To make matters worse, at the same time this summit is taking place, the Hong Kong government is shielding the assets of sanctioned Russian officials. Two weeks ago, a superyacht owned by sanctioned Russian oligarch Alexei Mordashov appeared in Hong Kong’s waters. The U.S. State Department condemned the incident and characterized Hong Kong as a possible “safe haven by individuals evading sanctions” that “further calls into question the transparency of the Hong Kong business environment.” In response, John Lee said, “We will just laugh off the so-called sanctions.”
To those of us who monitor the Hong Kong and Chinese governments and their unpredictable, repressive policies, it is perplexing that any company would consider further investment into China—an unpredictable regime run by a single unpredictable man surrounded by yes-men—to be a good bet. Nonetheless, these financial firms appear to be ready to take that plunge. While I don’t expect the U.S. government to particularly care if megabanks make a profit for their wealthy clients, when doing so undermines U.S. sanctions and international credibility, the government must take steps to rein them in.

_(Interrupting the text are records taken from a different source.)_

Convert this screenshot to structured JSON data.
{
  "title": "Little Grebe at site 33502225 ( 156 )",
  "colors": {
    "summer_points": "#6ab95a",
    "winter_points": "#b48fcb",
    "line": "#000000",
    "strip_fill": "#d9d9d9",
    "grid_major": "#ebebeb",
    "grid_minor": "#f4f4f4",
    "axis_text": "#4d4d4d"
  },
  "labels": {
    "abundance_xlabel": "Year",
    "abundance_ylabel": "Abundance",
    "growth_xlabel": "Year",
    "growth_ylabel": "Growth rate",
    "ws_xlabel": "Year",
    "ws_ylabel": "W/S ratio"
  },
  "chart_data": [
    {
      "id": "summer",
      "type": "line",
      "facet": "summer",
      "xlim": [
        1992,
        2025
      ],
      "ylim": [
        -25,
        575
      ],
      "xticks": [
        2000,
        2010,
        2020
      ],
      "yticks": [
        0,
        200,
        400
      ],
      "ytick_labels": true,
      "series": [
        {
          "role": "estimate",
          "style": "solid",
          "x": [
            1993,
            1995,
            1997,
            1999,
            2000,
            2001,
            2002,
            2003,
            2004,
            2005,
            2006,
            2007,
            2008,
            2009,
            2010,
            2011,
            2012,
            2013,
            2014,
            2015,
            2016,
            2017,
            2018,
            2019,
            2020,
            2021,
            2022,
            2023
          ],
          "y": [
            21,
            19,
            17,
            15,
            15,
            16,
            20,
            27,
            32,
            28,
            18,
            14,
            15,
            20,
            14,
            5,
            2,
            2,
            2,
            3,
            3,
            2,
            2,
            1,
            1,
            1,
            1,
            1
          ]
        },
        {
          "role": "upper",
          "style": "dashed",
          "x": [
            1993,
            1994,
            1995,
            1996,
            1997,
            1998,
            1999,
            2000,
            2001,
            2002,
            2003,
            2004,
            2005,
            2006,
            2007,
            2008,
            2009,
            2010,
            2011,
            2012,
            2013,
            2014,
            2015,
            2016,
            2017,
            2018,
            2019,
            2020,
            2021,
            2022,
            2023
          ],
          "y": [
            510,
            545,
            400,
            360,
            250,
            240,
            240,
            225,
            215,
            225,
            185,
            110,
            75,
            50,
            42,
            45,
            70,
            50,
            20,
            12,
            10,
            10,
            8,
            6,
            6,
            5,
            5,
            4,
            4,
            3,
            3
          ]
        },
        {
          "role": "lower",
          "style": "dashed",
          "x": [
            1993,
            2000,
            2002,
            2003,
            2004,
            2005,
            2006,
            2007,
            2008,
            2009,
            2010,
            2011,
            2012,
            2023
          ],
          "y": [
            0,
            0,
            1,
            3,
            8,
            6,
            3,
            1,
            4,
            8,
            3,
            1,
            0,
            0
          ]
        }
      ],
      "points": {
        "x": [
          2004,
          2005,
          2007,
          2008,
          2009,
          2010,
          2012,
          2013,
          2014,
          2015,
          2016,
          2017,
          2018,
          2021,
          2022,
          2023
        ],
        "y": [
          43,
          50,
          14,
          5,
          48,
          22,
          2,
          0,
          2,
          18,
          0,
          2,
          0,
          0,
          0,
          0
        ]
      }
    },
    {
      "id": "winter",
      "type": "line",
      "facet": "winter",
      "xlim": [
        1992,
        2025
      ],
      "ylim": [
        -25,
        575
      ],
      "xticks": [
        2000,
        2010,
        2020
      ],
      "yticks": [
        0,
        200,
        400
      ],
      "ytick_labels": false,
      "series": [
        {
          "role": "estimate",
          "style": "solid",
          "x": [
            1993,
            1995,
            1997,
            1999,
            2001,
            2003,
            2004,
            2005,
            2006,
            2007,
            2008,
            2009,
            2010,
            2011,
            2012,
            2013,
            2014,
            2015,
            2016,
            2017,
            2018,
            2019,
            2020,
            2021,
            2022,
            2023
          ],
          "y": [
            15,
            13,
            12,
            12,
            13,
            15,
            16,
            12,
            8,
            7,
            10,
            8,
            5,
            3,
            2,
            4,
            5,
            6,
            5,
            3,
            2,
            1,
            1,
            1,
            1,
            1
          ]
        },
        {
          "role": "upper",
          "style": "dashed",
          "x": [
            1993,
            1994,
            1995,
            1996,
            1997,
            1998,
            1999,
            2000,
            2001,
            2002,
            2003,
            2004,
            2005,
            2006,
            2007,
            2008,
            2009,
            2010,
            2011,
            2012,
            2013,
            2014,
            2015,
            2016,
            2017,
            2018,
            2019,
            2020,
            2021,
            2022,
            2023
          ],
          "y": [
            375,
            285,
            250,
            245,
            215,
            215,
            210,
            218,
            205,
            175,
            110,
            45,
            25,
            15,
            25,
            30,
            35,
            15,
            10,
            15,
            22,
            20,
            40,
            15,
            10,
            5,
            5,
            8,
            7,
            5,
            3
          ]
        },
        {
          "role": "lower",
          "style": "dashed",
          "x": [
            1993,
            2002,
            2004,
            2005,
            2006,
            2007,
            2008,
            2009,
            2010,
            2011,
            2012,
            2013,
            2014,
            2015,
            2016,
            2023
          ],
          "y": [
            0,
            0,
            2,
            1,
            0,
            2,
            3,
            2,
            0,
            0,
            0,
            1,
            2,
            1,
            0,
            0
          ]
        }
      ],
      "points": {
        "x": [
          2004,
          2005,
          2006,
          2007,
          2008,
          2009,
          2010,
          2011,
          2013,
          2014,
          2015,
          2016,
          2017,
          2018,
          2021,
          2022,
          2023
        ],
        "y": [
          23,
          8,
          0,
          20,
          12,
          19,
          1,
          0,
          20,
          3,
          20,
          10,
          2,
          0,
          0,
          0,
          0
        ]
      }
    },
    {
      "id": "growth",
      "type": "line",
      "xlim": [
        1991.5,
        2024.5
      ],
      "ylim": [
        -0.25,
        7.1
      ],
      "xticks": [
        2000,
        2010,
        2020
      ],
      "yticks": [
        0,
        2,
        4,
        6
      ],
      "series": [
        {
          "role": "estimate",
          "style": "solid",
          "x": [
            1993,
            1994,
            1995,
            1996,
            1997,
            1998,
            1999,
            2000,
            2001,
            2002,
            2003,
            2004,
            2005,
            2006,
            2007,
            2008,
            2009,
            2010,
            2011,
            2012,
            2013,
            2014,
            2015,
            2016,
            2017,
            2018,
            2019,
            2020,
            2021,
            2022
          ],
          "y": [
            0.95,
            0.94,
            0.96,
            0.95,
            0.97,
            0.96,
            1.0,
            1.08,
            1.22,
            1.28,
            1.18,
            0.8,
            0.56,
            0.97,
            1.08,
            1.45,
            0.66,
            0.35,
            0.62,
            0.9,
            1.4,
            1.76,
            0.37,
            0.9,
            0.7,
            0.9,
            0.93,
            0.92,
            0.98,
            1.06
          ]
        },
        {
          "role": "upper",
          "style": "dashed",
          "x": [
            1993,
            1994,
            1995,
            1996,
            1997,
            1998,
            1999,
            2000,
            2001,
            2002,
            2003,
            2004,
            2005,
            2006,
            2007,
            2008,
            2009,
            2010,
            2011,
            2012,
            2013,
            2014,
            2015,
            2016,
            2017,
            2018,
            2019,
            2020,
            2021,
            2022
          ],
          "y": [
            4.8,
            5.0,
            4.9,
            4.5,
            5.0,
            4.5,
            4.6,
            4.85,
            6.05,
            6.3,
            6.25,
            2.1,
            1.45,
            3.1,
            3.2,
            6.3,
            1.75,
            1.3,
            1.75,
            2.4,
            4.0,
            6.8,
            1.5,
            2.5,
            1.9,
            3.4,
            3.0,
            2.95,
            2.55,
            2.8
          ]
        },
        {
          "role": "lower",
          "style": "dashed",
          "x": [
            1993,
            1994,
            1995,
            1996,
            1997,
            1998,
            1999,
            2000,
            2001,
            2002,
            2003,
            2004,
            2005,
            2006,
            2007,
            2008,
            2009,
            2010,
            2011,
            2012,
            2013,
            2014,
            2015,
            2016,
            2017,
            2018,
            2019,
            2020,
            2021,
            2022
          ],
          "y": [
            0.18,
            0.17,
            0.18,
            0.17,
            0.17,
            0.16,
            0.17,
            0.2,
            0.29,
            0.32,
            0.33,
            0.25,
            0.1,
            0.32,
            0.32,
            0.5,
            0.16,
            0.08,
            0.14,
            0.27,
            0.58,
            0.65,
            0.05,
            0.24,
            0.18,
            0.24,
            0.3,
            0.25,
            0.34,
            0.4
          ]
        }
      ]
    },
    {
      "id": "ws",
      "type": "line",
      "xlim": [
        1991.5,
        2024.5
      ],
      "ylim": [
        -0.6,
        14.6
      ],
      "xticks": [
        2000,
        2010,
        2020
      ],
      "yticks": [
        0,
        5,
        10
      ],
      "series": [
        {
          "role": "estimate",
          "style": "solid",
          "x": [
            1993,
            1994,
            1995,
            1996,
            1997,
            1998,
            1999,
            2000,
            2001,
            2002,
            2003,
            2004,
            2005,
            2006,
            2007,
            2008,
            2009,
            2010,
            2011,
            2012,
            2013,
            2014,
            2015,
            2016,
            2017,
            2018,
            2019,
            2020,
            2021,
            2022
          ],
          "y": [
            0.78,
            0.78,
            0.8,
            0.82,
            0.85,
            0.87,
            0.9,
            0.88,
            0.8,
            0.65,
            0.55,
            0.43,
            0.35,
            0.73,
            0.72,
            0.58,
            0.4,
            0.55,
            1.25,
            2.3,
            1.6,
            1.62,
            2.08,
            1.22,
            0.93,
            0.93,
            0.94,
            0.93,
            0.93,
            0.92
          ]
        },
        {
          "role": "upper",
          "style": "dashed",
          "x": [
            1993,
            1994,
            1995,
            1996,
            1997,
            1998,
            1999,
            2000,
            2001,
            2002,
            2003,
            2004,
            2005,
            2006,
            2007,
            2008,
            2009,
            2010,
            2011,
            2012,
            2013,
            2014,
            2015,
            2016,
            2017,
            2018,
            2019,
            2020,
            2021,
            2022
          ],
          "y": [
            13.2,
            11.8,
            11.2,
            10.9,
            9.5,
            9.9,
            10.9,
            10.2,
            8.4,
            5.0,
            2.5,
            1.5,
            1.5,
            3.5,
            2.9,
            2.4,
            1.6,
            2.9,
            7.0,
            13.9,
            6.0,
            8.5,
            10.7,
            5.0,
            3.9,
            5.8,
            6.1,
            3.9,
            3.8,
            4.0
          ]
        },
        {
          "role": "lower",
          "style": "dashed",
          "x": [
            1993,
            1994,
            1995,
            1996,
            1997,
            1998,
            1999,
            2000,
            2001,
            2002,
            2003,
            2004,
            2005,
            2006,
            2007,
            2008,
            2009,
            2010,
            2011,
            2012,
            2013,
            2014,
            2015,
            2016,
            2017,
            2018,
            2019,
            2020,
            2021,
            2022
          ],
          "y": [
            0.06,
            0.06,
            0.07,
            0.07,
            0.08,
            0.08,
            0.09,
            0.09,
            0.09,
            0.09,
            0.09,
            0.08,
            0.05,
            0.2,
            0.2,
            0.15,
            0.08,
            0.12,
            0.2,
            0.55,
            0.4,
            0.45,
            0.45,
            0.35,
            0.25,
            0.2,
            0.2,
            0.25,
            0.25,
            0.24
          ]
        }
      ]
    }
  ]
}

After an increasing number of critics began to pile on, including the co-chairs of the Congressional Executive Commission on China Representative Jim McGovern and Senator Jeff Merkeley, a coalition of 20 U.S.-based Hong Kong activist groups, and the Wall Street Journal editorial board, Citibank’s Jane Fraser claimed that she had tested positive for Covid-19 and will pull out of the summit. The rest of these executives have only a couple of days to come down with similar illnesses or unexpected family commitments, but I’m not holding my breath.